Mein Schädel dröhnte und ich zog mir die Decke bis hinauf zu den Wangen. Das Weinen gestern sorgte dafür, dass sich heute jede Faser meines Körpers furchtbar empfindlich und schmerzhaft anfühlte. Das kannte ich noch aus der Zeit, in der ich weinend im Krankenhaus eingeschlafen war, weil ich gedacht hatte, meine Mum würde sterben.

Ich richtete mich auf. Der permanente Druck auf meinen Lidern quälte mich und ich lehnte mit dem Rücken so lange an der Wand, bis ich mir sicher war, ich würde nicht umkippen sobald ich aufstand. Instinktiv wandte ich mich Noahs Betthälfte zu. Die Decke war ordentlich zurückgeschlagen und das Kissen bereits aufgeschüttelt.

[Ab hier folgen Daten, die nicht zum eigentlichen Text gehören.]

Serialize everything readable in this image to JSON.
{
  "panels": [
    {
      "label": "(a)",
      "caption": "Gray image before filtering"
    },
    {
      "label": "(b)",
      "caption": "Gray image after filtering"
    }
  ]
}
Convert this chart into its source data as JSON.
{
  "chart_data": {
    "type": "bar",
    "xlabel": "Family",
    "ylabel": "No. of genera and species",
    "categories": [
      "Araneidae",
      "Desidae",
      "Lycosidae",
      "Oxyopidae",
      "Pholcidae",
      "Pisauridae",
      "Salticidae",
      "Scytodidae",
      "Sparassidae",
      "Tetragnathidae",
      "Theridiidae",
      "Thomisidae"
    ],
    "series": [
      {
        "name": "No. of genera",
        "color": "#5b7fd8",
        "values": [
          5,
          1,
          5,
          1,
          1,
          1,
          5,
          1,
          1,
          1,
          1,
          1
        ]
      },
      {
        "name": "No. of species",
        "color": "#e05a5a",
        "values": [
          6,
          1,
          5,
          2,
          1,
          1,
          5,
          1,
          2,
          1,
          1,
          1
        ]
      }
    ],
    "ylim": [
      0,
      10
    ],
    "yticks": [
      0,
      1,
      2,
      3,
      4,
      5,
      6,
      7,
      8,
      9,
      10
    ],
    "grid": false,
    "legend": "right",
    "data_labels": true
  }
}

Ein Blick zur Tür genügte, um mich zu versichern, dass niemand diesen Moment miterleben würde. Dann tastete ich nach Noahs Kissen und zog es dicht an mich heran. Meine Augen wurden heiß und ich bemühte mich, mich zusammenzureißen. Rasch schob ich das Kissen wieder von mir weg. Ich verhielt mich lächerlich. Was auch immer zwischen uns war, war vorbei.

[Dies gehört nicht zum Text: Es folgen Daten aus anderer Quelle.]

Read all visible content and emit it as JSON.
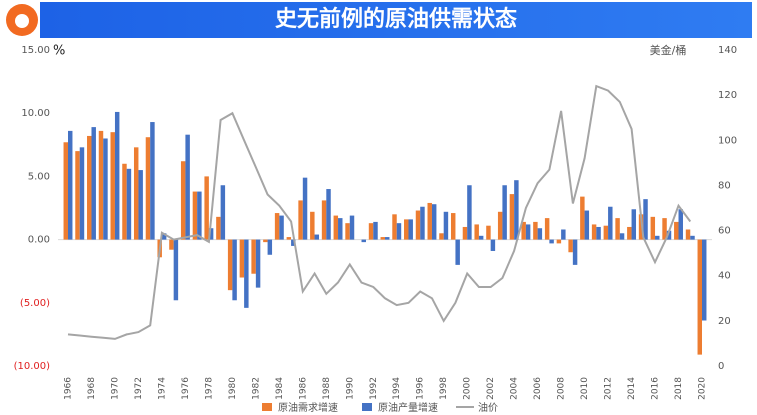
{
  "chart_data": {
    "type": "bar-line",
    "title": "史无前例的原油供需状态",
    "y_unit": "%",
    "y2_label": "美金/桶",
    "categories": [
      "1966",
      null,
      "1968",
      null,
      "1970",
      null,
      "1972",
      null,
      "1974",
      null,
      "1976",
      null,
      "1978",
      null,
      "1980",
      null,
      "1982",
      null,
      "1984",
      null,
      "1986",
      null,
      "1988",
      null,
      "1990",
      null,
      "1992",
      null,
      "1994",
      null,
      "1996",
      null,
      "1998",
      null,
      "2000",
      null,
      "2002",
      null,
      "2004",
      null,
      "2006",
      null,
      "2008",
      null,
      "2010",
      null,
      "2012",
      null,
      "2014",
      null,
      "2016",
      null,
      "2018",
      null,
      "2020"
    ],
    "series": [
      {
        "name": "原油需求增速",
        "color": "#ed7d31",
        "kind": "bar",
        "values": [
          7.7,
          7.0,
          8.2,
          8.6,
          8.5,
          6.0,
          7.3,
          8.1,
          -1.4,
          -0.8,
          6.2,
          3.8,
          5.0,
          1.8,
          -4.0,
          -3.0,
          -2.7,
          -0.2,
          2.1,
          0.2,
          3.1,
          2.2,
          3.1,
          1.9,
          1.3,
          0.0,
          1.3,
          0.2,
          2.0,
          1.6,
          2.3,
          2.9,
          0.5,
          2.1,
          1.0,
          1.2,
          1.1,
          2.2,
          3.6,
          1.4,
          1.4,
          1.7,
          -0.3,
          -1.0,
          3.4,
          1.2,
          1.1,
          1.7,
          1.0,
          2.0,
          1.8,
          1.7,
          1.4,
          0.8,
          -9.1
        ]
      },
      {
        "name": "原油产量增速",
        "color": "#4472c4",
        "kind": "bar",
        "values": [
          8.6,
          7.3,
          8.9,
          8.0,
          10.1,
          5.6,
          5.5,
          9.3,
          0.5,
          -4.8,
          8.3,
          3.8,
          0.9,
          4.3,
          -4.8,
          -5.4,
          -3.8,
          -1.2,
          1.9,
          -0.5,
          4.9,
          0.4,
          4.0,
          1.7,
          1.9,
          -0.2,
          1.4,
          0.2,
          1.3,
          1.6,
          2.6,
          2.8,
          2.2,
          -2.0,
          4.3,
          0.3,
          -0.9,
          4.3,
          4.7,
          1.2,
          0.9,
          -0.3,
          0.8,
          -2.0,
          2.3,
          1.0,
          2.6,
          0.5,
          2.4,
          3.2,
          0.3,
          0.7,
          2.4,
          0.3,
          -6.4
        ]
      },
      {
        "name": "油价",
        "color": "#a5a5a5",
        "kind": "line",
        "axis": "y2",
        "values": [
          14,
          13.5,
          13,
          12.5,
          12,
          14,
          15,
          18,
          59,
          56,
          57,
          58,
          55,
          109,
          112,
          100,
          88,
          76,
          71,
          64,
          33,
          41,
          32,
          37,
          45,
          37,
          35,
          30,
          27,
          28,
          33,
          30,
          20,
          28,
          41,
          35,
          35,
          39,
          51,
          70,
          81,
          87,
          113,
          72,
          92,
          124,
          122,
          117,
          105,
          57,
          46,
          57,
          71,
          64,
          null
        ]
      }
    ],
    "ylim": [
      -10,
      15
    ],
    "yticks": [
      {
        "value": 15,
        "label": "15.00"
      },
      {
        "value": 10,
        "label": "10.00"
      },
      {
        "value": 5,
        "label": "5.00"
      },
      {
        "value": 0,
        "label": "0.00"
      },
      {
        "value": -5,
        "label": "(5.00)"
      },
      {
        "value": -10,
        "label": "(10.00)"
      }
    ],
    "negative_tick_color": "#e02020",
    "y2lim": [
      0,
      140
    ],
    "y2ticks": [
      0,
      20,
      40,
      60,
      80,
      100,
      120,
      140
    ],
    "grid": false,
    "legend": "bottom"
  }
}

Barfuß lief ich ins Badezimmer, machte mich fertig und kehrte ins Schlafzimmer zurück, um das Fenster zu öffnen. Die Luft war noch morgendlich kühl. Es erinnerte mich an den Herbst, meine Lieblingsjahreszeit. Ich liebte es, wenn sich die Blätter verfärbten und ich mich in meiner Decke einrollen und Kakao schlürfen konnte. Vielleicht würde es mir bis dahin wieder besser gehen. Auch, wenn ich in diesem Moment noch stark bezweifelte, dass es für mich jemals wieder ein Leben nach Noah geben würde. Die Wunde war wahrscheinlich noch viel zu frisch, um irgendetwas halbwegs objektives von sich geben zu können, und trotzdem war ich mir so verdammt sicher. Denn falls es jemanden gäbe, der Ansichten - oder genauer: die Ansicht meiner Mum und meines Dads - verändern könnte, musste das Noah sein. Er hatte es auch bei mir geschafft, und ich konnte ein sturer Esel sein.

Als ich unten ankam, entdeckte ich Noah in der Küche. Er hielt einen dampfenden Becher in der Hand. Jake und Miles unterhielten sich in der Wohnzimmerecke. Sie verstummten, kaum dass ich die Küche betreten hatte. Mir wurde mulmig. Ich hielt inne und sah Noah vorsichtig an. Er hatte tiefe Schatten unter den Augen. Seine Haut war fahl und die Haare vom Schlafen noch ganz durcheinander. Er schluckte schwer und stürzte mich mit seiner bloßen Anwesenheit bereits in die nächste Krise.

Appetitlos kaute ich schließlich auf einem French Toast herum.

Nach einer Weile klopfte es an der Haustür. Miles öffnete Agent Roberts die Tür und bat ihn herein. Jake stand auf. Noah und ich gesellten uns ebenfalls dazu und begrüßten den Agent höflich.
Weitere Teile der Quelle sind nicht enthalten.